Hari Raya Idul Adha yang baru lalu, kita sholat di mesjid baru di Punggol, mesjid Al Islah. Pagi itu, kabus asap menggantung tebal, menyelimuti Singapura, termasuk Punggol. Tapi kita tidak patah semangat. Ayo, bangun pagi dan pergi ke mesjid! Pakai masker! (Ternyata hari itu psi reading di Singapura mencapai tingkat tertinggi, 300 lebih, yang menyebabkan sekolah ditutup keesokan harinya)
Sampai di mesjid, sudah banyak jemaah datang.
Jemaah wanita sholat di lantai 2, yang dicapai dengan lift dan tangga.
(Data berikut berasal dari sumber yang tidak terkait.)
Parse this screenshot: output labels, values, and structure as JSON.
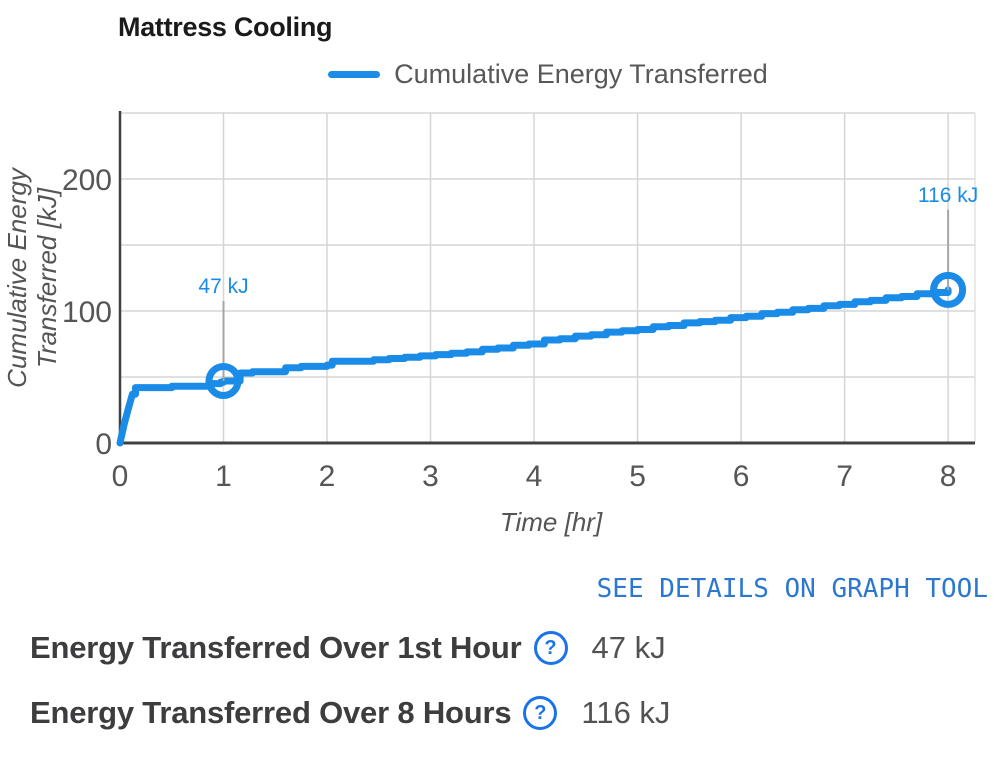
{
  "title": "Mattress Cooling",
  "link": {
    "label": "SEE DETAILS ON GRAPH TOOL"
  },
  "icons": {
    "help_glyph": "?"
  },
  "stats": [
    {
      "label": "Energy Transferred Over 1st Hour",
      "value": "47 kJ"
    },
    {
      "label": "Energy Transferred Over 8 Hours",
      "value": "116 kJ"
    }
  ],
  "colors": {
    "series": "#1a8ce8",
    "link": "#2d78cf",
    "help": "#1a73e8",
    "title": "#1a1a1a",
    "grid": "#d5d5d5",
    "axis": "#404040",
    "plot_border": "#e2e2e2",
    "tick_text": "#565656",
    "axis_title_text": "#555557",
    "annotation_line": "#a6a6a6"
  },
  "chart_data": {
    "type": "line",
    "title": "Mattress Cooling",
    "xlabel": "Time [hr]",
    "ylabel_lines": [
      "Cumulative Energy",
      "Transferred [kJ]"
    ],
    "xlim": [
      0,
      8.26
    ],
    "ylim": [
      0,
      250
    ],
    "x_ticks": [
      0,
      1,
      2,
      3,
      4,
      5,
      6,
      7,
      8
    ],
    "y_ticks_labeled": [
      0,
      100,
      200
    ],
    "y_gridlines": [
      50,
      100,
      150,
      200,
      250
    ],
    "grid": true,
    "legend_position": "top",
    "series": [
      {
        "name": "Cumulative Energy Transferred",
        "color": "#1a8ce8",
        "points": [
          [
            0,
            0
          ],
          [
            0.04,
            14
          ],
          [
            0.08,
            26
          ],
          [
            0.12,
            37
          ],
          [
            0.15,
            42
          ],
          [
            0.45,
            42
          ],
          [
            0.5,
            43
          ],
          [
            0.82,
            43
          ],
          [
            0.88,
            45
          ],
          [
            0.97,
            46
          ],
          [
            1.0,
            47
          ],
          [
            1.13,
            47
          ],
          [
            1.16,
            53
          ],
          [
            1.28,
            54
          ],
          [
            1.55,
            54
          ],
          [
            1.6,
            57
          ],
          [
            1.75,
            58
          ],
          [
            2.0,
            59
          ],
          [
            2.05,
            62
          ],
          [
            2.35,
            62
          ],
          [
            2.45,
            63
          ],
          [
            2.6,
            64
          ],
          [
            2.75,
            65
          ],
          [
            2.9,
            66
          ],
          [
            3.05,
            67
          ],
          [
            3.2,
            68
          ],
          [
            3.35,
            69
          ],
          [
            3.5,
            71
          ],
          [
            3.65,
            72
          ],
          [
            3.8,
            74
          ],
          [
            3.95,
            75
          ],
          [
            4.1,
            78
          ],
          [
            4.25,
            79
          ],
          [
            4.4,
            81
          ],
          [
            4.55,
            82
          ],
          [
            4.7,
            84
          ],
          [
            4.85,
            85
          ],
          [
            5.0,
            86
          ],
          [
            5.15,
            88
          ],
          [
            5.3,
            89
          ],
          [
            5.45,
            91
          ],
          [
            5.6,
            92
          ],
          [
            5.75,
            93
          ],
          [
            5.9,
            95
          ],
          [
            6.05,
            96
          ],
          [
            6.2,
            98
          ],
          [
            6.35,
            99
          ],
          [
            6.5,
            101
          ],
          [
            6.65,
            102
          ],
          [
            6.8,
            104
          ],
          [
            6.95,
            105
          ],
          [
            7.1,
            107
          ],
          [
            7.25,
            108
          ],
          [
            7.4,
            110
          ],
          [
            7.55,
            111
          ],
          [
            7.7,
            113
          ],
          [
            7.85,
            114
          ],
          [
            8.0,
            116
          ]
        ]
      }
    ],
    "annotations": [
      {
        "x": 1,
        "y": 47,
        "label": "47 kJ"
      },
      {
        "x": 8,
        "y": 116,
        "label": "116 kJ"
      }
    ]
  }
}
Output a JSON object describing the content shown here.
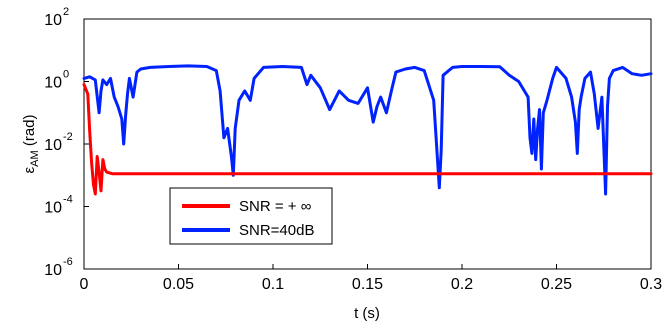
{
  "chart_data": {
    "type": "line",
    "xlabel": "t (s)",
    "ylabel": {
      "base": "ε",
      "sub": "AM",
      "rest": " (rad)"
    },
    "xlim": [
      0,
      0.3
    ],
    "ylim_log10": [
      -6,
      2
    ],
    "yscale": "log",
    "xticks": [
      {
        "v": 0,
        "label": "0"
      },
      {
        "v": 0.05,
        "label": "0.05"
      },
      {
        "v": 0.1,
        "label": "0.1"
      },
      {
        "v": 0.15,
        "label": "0.15"
      },
      {
        "v": 0.2,
        "label": "0.2"
      },
      {
        "v": 0.25,
        "label": "0.25"
      },
      {
        "v": 0.3,
        "label": "0.3"
      }
    ],
    "yticks": [
      {
        "v": -6,
        "base": "10",
        "exp": "-6"
      },
      {
        "v": -4,
        "base": "10",
        "exp": "-4"
      },
      {
        "v": -2,
        "base": "10",
        "exp": "-2"
      },
      {
        "v": 0,
        "base": "10",
        "exp": "0"
      },
      {
        "v": 2,
        "base": "10",
        "exp": "2"
      }
    ],
    "grid": false,
    "legend_position": "lower-left",
    "series": [
      {
        "name": "SNR = + ∞",
        "color": "#ff0000",
        "x": [
          0,
          0.002,
          0.003,
          0.004,
          0.005,
          0.006,
          0.007,
          0.008,
          0.009,
          0.01,
          0.011,
          0.012,
          0.015,
          0.05,
          0.1,
          0.15,
          0.2,
          0.25,
          0.3
        ],
        "y_log10": [
          -0.1,
          -0.4,
          -1.6,
          -2.6,
          -3.3,
          -3.6,
          -2.4,
          -2.9,
          -3.5,
          -2.5,
          -2.8,
          -2.9,
          -2.95,
          -2.95,
          -2.95,
          -2.95,
          -2.95,
          -2.95,
          -2.95
        ]
      },
      {
        "name": "SNR=40dB",
        "color": "#0022ff",
        "x": [
          0,
          0.003,
          0.006,
          0.008,
          0.009,
          0.01,
          0.012,
          0.014,
          0.016,
          0.018,
          0.02,
          0.021,
          0.022,
          0.023,
          0.024,
          0.026,
          0.028,
          0.03,
          0.035,
          0.045,
          0.055,
          0.065,
          0.07,
          0.072,
          0.074,
          0.076,
          0.078,
          0.079,
          0.08,
          0.082,
          0.085,
          0.088,
          0.09,
          0.095,
          0.105,
          0.115,
          0.118,
          0.12,
          0.125,
          0.13,
          0.135,
          0.14,
          0.145,
          0.15,
          0.153,
          0.155,
          0.157,
          0.16,
          0.163,
          0.165,
          0.17,
          0.175,
          0.18,
          0.185,
          0.188,
          0.189,
          0.19,
          0.195,
          0.2,
          0.21,
          0.22,
          0.225,
          0.23,
          0.235,
          0.236,
          0.237,
          0.238,
          0.239,
          0.24,
          0.241,
          0.242,
          0.243,
          0.245,
          0.248,
          0.25,
          0.255,
          0.258,
          0.26,
          0.261,
          0.262,
          0.263,
          0.265,
          0.268,
          0.27,
          0.272,
          0.274,
          0.276,
          0.277,
          0.278,
          0.28,
          0.285,
          0.29,
          0.295,
          0.3
        ],
        "y_log10": [
          0.1,
          0.15,
          0.05,
          -1.0,
          -0.3,
          0.05,
          -0.1,
          0.1,
          -0.5,
          -0.8,
          -1.2,
          -2.0,
          -1.1,
          -0.4,
          0.1,
          -0.5,
          0.3,
          0.4,
          0.45,
          0.48,
          0.5,
          0.48,
          0.35,
          -0.3,
          -1.8,
          -1.5,
          -2.4,
          -3.0,
          -1.5,
          -0.6,
          -0.3,
          -0.6,
          0.1,
          0.45,
          0.48,
          0.45,
          -0.1,
          0.2,
          -0.2,
          -0.9,
          -0.3,
          -0.6,
          -0.7,
          -0.2,
          -1.3,
          -0.8,
          -0.5,
          -1.0,
          -0.2,
          0.3,
          0.4,
          0.45,
          0.35,
          -0.6,
          -3.4,
          -2.2,
          0.2,
          0.45,
          0.48,
          0.48,
          0.47,
          0.2,
          0.0,
          -0.5,
          -1.8,
          -2.3,
          -1.2,
          -2.5,
          -1.5,
          -0.9,
          -2.8,
          -1.0,
          -0.6,
          0.1,
          0.45,
          0.1,
          -0.5,
          -1.3,
          -2.3,
          -0.9,
          -0.5,
          0.1,
          0.3,
          -0.4,
          -1.5,
          -0.5,
          -3.6,
          -0.8,
          0.1,
          0.35,
          0.45,
          0.25,
          0.2,
          0.25
        ]
      }
    ]
  }
}
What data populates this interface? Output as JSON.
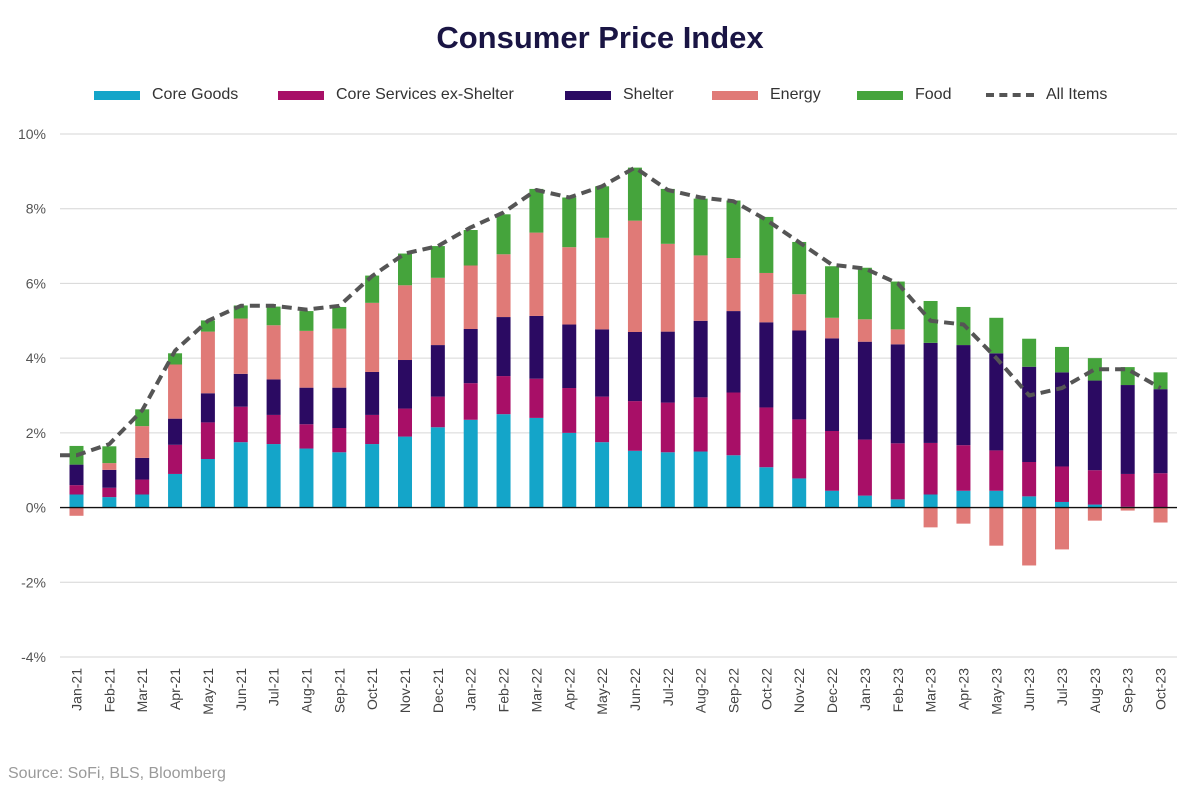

Hm...liftnya hanya ada dua dan berjalan lambat, kami, saya dan ibu, berdesakan menunggu giliran menggunakan. Ternyata, lantai tiga dipakai untuk sholat oleh jamaah laki-laki, makin panjanglah antrian lift. Untungnya, kami diutamakan karena ibu termasuk golongan senior citizen.
Sampai di lantai dua, saya bertanya kepada mbak-mbak panitia penyelenggara sholat ied, di mana para sepuh boleh sholat sambil duduk di kursi. Alhamdulillah, ternyata pihak mesjid sudah menyediakan tempat khusus untuk mereka. Saya antar ibu ke tempat sholat khusus ini, dan lalu saya mencari tempat untuk saya sendiri, tidak jauh dari ibu.
Ternyata, sholat Ied di mesjid Al Islah dibagi dalam dua gelombang karena jumlah jemaah yang melebihi kapasitas mesjid. Sesudah gelombang kita pagi itu, mesjid masih mengadakan sholat Ied sekali lagi. Ooo begitu.
Pulang sholat, kita makan pagi bersama. Maaf ya, hari raya kali ini sans lontong dan ketupat. Bunda Dyah sibuk ini itu seminggu ini, dia baru sempat memasak opor, semur dan rendang malam menjelang hari raya. Pergi ke supermarket siang hari itu, tapi lontong dan ketupat sudah habis. Hehehe...ya sudah tidak apa.
Sederhana saja menunya. Tapi enak juga :)
Kita sekeluarga termasuk Ibu beserta Oma-Opa dan Eyang Toeti berkurban sapi. Alhamdulillah. Insya Allah, amalan kita diterima Allah SWT.